Lam and colleagues analyzed data of 4,525 patients from the 2018 National Health and Aging Trends Study of Medicare beneficiaries aged 65 or older. Overall, for 2018 the team estimated 38% of all older Americans (13 million) were not ready for video visits, and 72% of those aged 85 or older were not prepared for video visits, primarily due to being inexperienced with technology, followed by physical disability.  According to the study, 32% (10.8 million) of older adults were unready for telehealth video calls even with third-party support, and 20% could not have a telephone visit due to dementia or difficulty hearing or communicating.

Barriers to care via telemedicine include inexperience with technology, social isolation, and disabilities. In this study,  inexperience with technology was a lack of internet-enabled devices or no online activity, emailing, or texting in a month. Although 60% of older adults are able to go online, researchers examined what patients need to know to successfully use telemedicine (for instance, being able to locate a smartphone’s camera or mute and unmute buttons, or know how to get online). 

These barriers indicate more work needs to be done to design telehealth services to accommodate patients who face difficulties to care via this technology.

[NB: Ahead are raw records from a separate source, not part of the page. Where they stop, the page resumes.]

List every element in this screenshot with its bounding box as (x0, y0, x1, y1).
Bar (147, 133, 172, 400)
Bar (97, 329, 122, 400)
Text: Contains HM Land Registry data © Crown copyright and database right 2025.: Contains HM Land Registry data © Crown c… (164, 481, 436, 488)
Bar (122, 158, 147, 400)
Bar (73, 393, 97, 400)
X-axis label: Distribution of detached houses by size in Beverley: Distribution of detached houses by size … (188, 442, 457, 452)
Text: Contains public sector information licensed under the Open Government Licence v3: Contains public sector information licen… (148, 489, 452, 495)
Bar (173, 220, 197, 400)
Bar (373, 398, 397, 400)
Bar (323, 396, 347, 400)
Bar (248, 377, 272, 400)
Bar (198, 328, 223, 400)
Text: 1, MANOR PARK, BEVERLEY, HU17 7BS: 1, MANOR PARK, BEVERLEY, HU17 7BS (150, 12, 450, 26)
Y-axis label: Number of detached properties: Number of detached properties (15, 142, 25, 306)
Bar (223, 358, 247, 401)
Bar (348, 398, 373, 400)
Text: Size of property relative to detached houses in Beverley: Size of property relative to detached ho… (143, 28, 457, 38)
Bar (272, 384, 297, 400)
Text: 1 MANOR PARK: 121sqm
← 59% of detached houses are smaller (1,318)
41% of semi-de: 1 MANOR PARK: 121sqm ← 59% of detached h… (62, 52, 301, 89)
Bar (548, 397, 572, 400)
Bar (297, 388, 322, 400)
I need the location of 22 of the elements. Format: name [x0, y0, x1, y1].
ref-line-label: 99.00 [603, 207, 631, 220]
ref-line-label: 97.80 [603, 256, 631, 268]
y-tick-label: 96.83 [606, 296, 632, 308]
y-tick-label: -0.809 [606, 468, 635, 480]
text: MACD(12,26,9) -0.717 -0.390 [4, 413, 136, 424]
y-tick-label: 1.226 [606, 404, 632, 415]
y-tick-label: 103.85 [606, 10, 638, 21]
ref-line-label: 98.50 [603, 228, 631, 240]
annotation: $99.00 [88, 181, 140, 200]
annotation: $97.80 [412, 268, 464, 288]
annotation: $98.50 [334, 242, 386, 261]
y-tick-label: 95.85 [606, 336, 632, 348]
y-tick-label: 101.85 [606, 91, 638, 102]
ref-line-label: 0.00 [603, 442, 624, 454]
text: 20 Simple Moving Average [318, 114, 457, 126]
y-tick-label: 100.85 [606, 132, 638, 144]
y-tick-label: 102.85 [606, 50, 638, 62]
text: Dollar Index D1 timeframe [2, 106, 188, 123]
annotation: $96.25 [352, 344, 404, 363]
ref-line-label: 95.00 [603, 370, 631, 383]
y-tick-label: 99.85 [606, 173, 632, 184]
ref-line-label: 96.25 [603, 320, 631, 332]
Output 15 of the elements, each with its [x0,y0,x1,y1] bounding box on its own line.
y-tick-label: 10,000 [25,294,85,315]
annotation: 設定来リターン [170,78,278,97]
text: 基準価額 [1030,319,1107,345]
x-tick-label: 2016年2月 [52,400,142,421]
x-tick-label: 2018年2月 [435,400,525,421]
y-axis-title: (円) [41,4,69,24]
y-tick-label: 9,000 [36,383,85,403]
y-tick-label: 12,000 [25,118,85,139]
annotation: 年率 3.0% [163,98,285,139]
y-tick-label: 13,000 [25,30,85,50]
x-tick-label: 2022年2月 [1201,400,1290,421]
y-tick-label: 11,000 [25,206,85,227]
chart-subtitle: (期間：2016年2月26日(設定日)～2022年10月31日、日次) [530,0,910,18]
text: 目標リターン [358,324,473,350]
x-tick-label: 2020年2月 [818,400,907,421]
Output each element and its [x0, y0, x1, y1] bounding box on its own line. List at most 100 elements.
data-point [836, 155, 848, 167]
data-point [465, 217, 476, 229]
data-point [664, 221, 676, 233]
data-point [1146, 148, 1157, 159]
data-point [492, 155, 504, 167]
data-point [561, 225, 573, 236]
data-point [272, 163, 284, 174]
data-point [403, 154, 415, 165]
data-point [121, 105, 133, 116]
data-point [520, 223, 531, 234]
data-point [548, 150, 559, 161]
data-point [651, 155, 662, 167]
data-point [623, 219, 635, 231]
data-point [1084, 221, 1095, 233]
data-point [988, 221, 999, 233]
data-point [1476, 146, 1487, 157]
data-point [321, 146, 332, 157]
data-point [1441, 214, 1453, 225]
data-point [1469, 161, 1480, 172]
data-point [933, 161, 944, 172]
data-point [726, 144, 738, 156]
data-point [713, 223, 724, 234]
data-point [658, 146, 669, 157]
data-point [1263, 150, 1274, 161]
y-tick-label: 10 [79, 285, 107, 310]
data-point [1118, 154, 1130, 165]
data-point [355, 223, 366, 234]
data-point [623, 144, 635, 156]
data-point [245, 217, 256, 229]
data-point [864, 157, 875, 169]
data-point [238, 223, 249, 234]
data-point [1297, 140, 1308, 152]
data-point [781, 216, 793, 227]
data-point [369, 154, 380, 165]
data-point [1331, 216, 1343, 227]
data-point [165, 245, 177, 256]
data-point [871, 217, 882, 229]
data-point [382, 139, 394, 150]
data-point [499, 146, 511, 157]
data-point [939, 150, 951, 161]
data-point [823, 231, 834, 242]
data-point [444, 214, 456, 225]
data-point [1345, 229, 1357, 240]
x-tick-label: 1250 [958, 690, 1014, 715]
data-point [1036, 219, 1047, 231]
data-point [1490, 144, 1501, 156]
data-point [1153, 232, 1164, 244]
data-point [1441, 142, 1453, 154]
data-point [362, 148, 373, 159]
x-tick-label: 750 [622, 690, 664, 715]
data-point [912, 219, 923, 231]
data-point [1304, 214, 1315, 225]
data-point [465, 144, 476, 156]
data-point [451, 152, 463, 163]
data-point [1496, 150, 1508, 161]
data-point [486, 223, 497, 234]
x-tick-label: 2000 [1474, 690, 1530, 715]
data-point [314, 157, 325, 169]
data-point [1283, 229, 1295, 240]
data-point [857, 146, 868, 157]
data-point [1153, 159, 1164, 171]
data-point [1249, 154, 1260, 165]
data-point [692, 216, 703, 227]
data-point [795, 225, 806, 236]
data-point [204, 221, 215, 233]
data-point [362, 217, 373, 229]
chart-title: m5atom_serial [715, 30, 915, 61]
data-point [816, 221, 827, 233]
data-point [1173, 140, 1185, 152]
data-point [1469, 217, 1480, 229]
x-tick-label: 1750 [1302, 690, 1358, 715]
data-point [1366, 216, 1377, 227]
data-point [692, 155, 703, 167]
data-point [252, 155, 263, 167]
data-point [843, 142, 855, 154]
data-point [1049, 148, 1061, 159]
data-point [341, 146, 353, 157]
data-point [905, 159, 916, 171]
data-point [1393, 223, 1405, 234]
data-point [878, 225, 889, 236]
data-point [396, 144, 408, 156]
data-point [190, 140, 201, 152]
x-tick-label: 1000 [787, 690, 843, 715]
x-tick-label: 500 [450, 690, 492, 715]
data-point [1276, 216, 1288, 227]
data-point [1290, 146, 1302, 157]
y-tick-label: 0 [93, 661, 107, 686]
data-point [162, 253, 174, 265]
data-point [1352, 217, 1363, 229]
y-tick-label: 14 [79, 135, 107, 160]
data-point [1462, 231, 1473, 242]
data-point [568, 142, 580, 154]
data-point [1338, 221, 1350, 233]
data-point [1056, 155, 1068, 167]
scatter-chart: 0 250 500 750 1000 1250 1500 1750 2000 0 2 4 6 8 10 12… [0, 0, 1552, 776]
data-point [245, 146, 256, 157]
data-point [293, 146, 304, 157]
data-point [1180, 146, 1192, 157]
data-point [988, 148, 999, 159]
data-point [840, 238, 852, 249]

Lam adds,  “It has to be accessible. If we don’t design the system to accommodate older people now, that same system is going to push us to the margins when we get old ourselves.”

Until telehealth is designed to accommodate older adults, clinicians need to know how to screen people for their experience with technology, provide support or redirect them to resources on how to get internet devices set up, and how to troubleshoot problems as they arise during a visit, and familiarity with existing accommodations for patients with disabilities, such as platforms that have remote closed captioning. 

“Telemedicine should continue, on the basis that older adults are not one group, but, rather, a  mix of people with different challenges. If you have mobility impairments only, telemedicine  is fantastic,” says Lam. “But for people with multiple impairments—such as vision and hearing problems or  dementia—face-to-face appointments need to be kept available.”